EGGLESS N’ BUTTERLESS CUPCAKES (WHOLE WHEAT)
Guilt-free, dainty delights which are spongy, moist, and very very delicious.
I had planned to post some non-veg recipes in response to constant requests I have been receiving from my non-vegetarian friends. But they would have hated me if I did it now, when Navratri has already started. So here I am with a pure vegetarian recipe. Stay tuned for more coming up all the next week.

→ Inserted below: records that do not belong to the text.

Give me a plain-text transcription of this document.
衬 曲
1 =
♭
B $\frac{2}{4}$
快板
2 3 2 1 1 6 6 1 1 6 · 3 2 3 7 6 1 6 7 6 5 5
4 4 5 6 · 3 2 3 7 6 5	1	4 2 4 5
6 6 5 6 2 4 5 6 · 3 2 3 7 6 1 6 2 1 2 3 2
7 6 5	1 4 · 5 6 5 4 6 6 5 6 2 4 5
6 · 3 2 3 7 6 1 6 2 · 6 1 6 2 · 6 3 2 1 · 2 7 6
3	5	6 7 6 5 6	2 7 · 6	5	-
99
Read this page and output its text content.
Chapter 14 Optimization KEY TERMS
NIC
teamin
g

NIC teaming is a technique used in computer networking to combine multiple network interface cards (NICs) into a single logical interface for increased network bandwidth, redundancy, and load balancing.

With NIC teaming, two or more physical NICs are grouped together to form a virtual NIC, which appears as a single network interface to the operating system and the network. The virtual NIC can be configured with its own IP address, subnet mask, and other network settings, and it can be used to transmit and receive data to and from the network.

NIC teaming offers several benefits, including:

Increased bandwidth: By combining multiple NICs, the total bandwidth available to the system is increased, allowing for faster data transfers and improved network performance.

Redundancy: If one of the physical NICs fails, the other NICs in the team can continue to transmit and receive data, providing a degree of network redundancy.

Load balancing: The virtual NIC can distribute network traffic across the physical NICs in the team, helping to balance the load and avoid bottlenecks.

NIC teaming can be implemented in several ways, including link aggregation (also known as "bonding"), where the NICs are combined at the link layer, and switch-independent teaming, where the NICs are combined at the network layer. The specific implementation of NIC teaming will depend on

Not only egg free, these cupcakes are also free from any butter or refined flour. Sugar too I wanted to omit completely, but was unsure if cupcakes will rise that nicely skipping sugar and egg both from the same recipe altogether. So took a midway approach with jaggery, and it worked superbly.
Cupcake is something that can be had anytime of the day: breakfast, snacks, as tea partner, a tiffin-box dish, or even as an after lunch dessert. With a very short baking time, they are super-duper easy to make. Just whisk up the ingredients and pop them in the oven. That simple…now anyone can do that. So, let us begin!
EGGLESS N' BUTTERLESS CUPCAKES (WHOLEWHEAT)
- Wholewheat flour- 1 cup
- Baking powder- 1 tsp
- Baking soda- ½ tsp
- Salt- a pinch
- Semi-sweet chocolate chips optional- ¼ cup
- Warm water- ½ cup
- Sugar- ¼ cup
- Jaggery block/powdered- ¼ cup
- Vinegar- ½ tsp
- Warm milk- ½ cup
- Vanilla essence- 2 tsp
- Olive oil- 3 tbs
In a large bowl, sieve the dry ingredients together and keep aside.
In ½ cup of warm milk, add vinegar and let it curdle for 5 minutes.
In another cup, take warm water and dissolve sugar and jaggery in it.
Add the curdled milk, water, vanilla essence and olive oil into the dry flour mixture and whisk until just combined (do not over beat)
Pour the runny cake batter into muffin/ cupcake molds
Bake in a pre-heated oven at 180 deg C for 10-15 minutes or until an inserted skewer comes out clean.
Take the cupcakes out and let them rest for 10 minutes before demolding.